Whilst most will agree that having a baby is a special, memorable experience, the series of sleepless nights and long, intensive days that follow can be exhausting and leave new moms wishing for some time out.  If a family holiday sounds like a good idea, who tags along matters a lot more now than it did in your pre baby vacation days.

A Helping Hand

Travelling with a baby will change the nature of the holidays, says Joburg-based psychologist, Laura Cook.  Babies have their own needs that have to be taken into consideration.
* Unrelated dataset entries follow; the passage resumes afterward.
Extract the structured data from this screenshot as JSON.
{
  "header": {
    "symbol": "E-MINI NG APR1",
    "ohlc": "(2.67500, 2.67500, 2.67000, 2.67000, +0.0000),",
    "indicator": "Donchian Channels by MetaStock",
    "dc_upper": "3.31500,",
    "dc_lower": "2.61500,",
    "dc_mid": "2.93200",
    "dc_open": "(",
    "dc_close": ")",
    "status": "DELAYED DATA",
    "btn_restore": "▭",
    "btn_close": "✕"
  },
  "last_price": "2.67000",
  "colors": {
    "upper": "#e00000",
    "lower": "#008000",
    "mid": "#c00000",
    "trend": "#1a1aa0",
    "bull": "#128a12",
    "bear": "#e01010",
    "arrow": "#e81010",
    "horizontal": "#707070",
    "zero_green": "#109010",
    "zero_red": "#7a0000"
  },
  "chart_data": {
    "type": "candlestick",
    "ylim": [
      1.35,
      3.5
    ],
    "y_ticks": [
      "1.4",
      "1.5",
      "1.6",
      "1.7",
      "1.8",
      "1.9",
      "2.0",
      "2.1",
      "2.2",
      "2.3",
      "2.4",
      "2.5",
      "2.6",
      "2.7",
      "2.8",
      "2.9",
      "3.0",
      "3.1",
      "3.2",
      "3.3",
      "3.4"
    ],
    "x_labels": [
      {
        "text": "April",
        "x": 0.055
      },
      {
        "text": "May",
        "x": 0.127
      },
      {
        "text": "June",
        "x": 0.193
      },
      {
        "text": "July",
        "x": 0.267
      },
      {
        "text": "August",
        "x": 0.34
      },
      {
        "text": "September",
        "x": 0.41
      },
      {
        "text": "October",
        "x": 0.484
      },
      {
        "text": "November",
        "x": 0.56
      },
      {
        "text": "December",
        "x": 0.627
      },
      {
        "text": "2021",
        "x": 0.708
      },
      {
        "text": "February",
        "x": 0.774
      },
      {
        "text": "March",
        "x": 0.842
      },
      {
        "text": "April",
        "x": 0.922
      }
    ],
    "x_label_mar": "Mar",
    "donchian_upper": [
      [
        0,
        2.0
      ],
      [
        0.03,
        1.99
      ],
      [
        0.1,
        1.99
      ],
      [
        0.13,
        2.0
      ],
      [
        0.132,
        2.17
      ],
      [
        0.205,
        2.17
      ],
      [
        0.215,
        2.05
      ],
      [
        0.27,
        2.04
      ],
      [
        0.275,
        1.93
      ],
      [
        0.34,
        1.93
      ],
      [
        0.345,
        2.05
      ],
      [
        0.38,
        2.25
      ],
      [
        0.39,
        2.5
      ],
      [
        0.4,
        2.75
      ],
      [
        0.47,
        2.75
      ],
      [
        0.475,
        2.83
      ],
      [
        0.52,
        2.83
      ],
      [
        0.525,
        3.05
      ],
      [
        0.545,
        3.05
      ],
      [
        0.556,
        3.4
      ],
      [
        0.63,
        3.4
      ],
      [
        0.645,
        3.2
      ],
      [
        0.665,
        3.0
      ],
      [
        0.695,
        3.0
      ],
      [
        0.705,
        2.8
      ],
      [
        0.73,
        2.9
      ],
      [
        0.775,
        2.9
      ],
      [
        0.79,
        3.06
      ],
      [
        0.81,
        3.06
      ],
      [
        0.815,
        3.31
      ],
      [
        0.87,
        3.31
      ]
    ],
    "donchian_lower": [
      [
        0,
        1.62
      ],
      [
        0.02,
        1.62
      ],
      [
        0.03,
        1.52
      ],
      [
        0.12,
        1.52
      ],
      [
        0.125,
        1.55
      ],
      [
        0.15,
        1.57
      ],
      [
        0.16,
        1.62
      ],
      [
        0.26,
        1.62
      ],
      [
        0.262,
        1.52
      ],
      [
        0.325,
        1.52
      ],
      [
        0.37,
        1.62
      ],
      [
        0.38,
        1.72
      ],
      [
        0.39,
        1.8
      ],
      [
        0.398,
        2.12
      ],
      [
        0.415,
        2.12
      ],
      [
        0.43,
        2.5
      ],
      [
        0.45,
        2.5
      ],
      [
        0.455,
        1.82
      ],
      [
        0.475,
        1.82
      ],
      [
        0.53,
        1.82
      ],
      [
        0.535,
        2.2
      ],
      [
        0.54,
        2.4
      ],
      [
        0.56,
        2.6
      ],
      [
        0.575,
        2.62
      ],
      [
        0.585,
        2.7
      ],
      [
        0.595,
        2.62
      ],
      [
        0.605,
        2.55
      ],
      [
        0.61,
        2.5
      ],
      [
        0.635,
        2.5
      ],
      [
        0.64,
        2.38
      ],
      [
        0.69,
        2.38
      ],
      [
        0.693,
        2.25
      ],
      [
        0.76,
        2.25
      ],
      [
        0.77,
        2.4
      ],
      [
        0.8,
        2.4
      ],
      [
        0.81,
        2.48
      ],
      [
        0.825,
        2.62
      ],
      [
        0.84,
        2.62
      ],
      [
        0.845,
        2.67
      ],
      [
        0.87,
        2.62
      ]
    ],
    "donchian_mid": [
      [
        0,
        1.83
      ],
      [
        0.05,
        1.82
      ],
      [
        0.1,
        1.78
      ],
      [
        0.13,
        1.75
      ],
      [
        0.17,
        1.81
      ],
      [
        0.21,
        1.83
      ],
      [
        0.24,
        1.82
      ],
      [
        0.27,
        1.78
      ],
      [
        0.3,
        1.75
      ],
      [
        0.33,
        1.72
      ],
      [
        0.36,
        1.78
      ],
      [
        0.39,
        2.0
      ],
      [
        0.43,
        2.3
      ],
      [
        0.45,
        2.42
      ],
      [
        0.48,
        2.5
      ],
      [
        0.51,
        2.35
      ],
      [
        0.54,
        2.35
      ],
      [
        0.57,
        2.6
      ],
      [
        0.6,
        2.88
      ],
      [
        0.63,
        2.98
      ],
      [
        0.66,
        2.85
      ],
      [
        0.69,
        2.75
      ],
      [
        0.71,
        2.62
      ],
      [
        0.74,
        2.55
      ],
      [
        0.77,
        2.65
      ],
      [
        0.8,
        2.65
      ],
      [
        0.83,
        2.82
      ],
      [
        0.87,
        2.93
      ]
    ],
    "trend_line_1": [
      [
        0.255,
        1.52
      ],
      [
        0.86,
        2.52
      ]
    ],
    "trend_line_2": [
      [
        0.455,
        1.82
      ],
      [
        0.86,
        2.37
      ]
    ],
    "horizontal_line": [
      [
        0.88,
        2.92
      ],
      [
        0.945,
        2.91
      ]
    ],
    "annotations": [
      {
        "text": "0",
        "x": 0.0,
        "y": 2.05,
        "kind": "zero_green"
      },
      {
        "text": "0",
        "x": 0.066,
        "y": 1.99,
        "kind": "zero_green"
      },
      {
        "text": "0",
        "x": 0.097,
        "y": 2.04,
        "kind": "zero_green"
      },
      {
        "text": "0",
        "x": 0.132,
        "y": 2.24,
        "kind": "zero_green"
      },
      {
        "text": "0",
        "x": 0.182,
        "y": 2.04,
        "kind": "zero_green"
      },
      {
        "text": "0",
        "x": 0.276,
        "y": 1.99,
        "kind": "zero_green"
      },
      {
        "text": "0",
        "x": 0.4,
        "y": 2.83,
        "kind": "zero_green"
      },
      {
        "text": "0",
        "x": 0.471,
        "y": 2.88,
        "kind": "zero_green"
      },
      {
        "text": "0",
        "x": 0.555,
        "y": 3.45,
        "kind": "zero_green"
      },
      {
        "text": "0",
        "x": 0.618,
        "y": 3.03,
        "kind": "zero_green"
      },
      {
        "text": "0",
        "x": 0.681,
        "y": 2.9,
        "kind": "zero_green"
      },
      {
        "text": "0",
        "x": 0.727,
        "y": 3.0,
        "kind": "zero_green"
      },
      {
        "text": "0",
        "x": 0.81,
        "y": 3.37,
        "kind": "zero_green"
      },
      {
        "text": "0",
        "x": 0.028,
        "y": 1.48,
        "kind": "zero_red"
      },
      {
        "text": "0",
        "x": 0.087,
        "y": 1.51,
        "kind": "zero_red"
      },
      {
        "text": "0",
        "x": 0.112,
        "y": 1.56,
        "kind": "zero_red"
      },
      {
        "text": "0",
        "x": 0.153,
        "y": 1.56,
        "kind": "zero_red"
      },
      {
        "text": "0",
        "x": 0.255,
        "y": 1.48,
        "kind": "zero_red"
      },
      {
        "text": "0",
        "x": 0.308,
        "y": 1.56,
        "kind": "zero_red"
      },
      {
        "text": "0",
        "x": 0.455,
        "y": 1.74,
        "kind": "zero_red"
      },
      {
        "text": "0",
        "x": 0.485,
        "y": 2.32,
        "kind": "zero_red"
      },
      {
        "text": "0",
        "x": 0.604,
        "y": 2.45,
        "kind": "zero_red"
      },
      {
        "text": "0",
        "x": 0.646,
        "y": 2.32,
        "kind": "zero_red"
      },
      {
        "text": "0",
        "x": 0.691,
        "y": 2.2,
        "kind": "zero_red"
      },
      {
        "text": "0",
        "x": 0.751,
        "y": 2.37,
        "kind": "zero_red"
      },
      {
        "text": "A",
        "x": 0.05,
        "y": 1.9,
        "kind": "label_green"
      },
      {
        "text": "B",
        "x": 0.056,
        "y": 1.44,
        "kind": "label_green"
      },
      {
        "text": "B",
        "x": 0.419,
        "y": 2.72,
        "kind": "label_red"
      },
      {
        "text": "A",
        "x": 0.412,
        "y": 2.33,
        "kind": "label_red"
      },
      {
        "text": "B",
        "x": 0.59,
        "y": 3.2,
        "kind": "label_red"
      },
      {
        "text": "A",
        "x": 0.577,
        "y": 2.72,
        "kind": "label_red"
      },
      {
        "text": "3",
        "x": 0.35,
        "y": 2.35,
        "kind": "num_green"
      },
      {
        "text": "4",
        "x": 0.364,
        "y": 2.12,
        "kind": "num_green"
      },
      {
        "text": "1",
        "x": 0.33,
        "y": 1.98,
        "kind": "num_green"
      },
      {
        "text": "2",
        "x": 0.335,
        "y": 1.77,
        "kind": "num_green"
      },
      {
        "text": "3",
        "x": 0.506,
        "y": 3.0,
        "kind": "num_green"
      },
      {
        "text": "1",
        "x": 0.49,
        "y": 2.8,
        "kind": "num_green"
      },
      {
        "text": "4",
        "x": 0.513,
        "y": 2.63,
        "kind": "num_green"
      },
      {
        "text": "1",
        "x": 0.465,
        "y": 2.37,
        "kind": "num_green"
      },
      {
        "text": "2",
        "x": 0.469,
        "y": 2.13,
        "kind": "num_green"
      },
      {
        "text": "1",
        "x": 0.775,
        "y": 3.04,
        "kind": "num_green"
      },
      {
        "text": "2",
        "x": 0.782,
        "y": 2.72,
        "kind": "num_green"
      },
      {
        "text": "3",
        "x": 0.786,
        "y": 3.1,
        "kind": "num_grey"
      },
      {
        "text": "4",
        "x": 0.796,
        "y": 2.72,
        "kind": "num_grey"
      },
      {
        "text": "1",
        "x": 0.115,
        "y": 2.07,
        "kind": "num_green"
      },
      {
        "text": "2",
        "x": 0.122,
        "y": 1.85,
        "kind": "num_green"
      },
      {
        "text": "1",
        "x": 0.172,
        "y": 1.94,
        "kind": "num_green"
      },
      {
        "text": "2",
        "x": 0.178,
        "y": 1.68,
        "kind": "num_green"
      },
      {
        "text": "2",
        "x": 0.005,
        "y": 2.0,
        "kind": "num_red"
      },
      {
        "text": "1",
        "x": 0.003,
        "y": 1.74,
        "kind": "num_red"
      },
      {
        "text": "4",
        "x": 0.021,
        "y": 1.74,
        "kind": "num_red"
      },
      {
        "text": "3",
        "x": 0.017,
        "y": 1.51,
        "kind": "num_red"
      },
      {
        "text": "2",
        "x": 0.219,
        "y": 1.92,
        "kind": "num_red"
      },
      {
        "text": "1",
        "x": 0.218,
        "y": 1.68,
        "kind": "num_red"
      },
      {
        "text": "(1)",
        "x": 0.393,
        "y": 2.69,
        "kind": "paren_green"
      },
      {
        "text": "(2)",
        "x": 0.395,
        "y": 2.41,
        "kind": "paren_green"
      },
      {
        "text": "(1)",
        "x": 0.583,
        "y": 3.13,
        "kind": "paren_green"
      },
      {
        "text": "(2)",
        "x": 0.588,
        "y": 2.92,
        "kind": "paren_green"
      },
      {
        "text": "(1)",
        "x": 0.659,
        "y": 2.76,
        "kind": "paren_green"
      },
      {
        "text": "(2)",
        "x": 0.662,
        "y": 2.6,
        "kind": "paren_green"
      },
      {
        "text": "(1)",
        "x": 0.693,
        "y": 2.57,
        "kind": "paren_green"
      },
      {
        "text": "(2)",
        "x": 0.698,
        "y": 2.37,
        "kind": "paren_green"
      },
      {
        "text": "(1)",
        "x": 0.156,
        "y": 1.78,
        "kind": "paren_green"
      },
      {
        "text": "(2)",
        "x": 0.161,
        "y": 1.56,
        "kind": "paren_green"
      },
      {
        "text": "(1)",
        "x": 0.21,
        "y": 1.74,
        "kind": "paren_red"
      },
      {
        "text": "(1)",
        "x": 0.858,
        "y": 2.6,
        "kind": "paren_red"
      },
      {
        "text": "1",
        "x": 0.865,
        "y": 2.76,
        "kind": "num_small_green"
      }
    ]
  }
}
For instance, your baby’s nap times may not coincide with your planned outings, and long days trips may be out of the question.  Wouldn’t it be nice to have an extra pair of hands on board to help with the day to day tasks of feeding and baby-sitting?  Here’s a few options to consider:-

Option 1

Hiring a temporary nanny

If you are looking for short term help, your best bet is to hire someone with good hands on experience with babies and a reputable list of references, says Paula Robert, owner of a Joburg agency that provides placements and rolls out monthly childcare, stimulation, first aid and cpr training for nannies / au pairs and for new moms.  “Going through an agency is a great option as I allows you to interview a few candidates before choosing someone with the qualities you’re after.” She says.  However, hiring someone for a  short time only could mean that your baby may not feel comfortable being left with her for too long, causing unnecessary stress.

Option 2

Taking your own nanny along

If you plan to take your existing nanny, discuss your expectations upfront, says Paula.  If you plan on leaving your baby with her for most of the day, so that you can relax, let her know beforehand so that she doesn’t expect too much time off.  However, if you simply need an extra pair of hands to help you with the daily tasks, then consider drawing up a daily schedule so that you are both on the same page.  It is also customary to provide your nanny with travel expenses, food and a separate room, which can be costly, so plan this in advance.

Option 3

Choosing a child-friendly resort

If you don’t like the idea of travelling with your nanny, many holiday destinations around the world cater for families with babies and young children.  For instance, if you stay at a Club Med Resort, you will have special check in times, plus a choice of top notch baby gear rentals, babysitter services and kids club.  “We take childcare seriously and all of our resorts have qualified childminders, trained in everything from CPR to Early Childhood Development, to look after babies from four months to two years of age, free of charge.” Says Lesego Matabane, marketing manager of Club Med.  “So whether you leave your baby for the whole day or just an hour or two, you can relax in the knowledge that your child will be well looked after and stimulated with various activities,” she adds.  Babysitting services are offered at all Beachcomber resorts, whether of ran evening or for a whole day.  You can also opt to have one babysitter for your family for your entire stay..  Lux reports also have babysitting at most of their resorts.

Qualities to look for in a childminder

Patience – Nannies often assume many of the responsibilities of a parent and much remain calm, cool and collected at all times

Energy – Your nanny should have a clean bill of health and the energy required to meet the demands of caring for a little one.

Kindness – Nannies should enjoy being with children, and have a pleasant demeanour.  A harsh attitude or short temper wont work in this role.

A sense of responsibility – As professional caregivers, nannies are responsible for the health, safety and wellbeing of your child.  Theis means being mindful of time, sticking to schedules and making sure tasks are completed. 

Questions to ask in an interview.

How many years of experience do you have?

How old were the children that you looked after?

Do you  have any formal Early Childhood Development training?

Do you have First Aid and CPR training?

How do you comfort children?

How would you deal with separation anxiety?

What are your favourite stimulation activities?

Why did you leave your last position?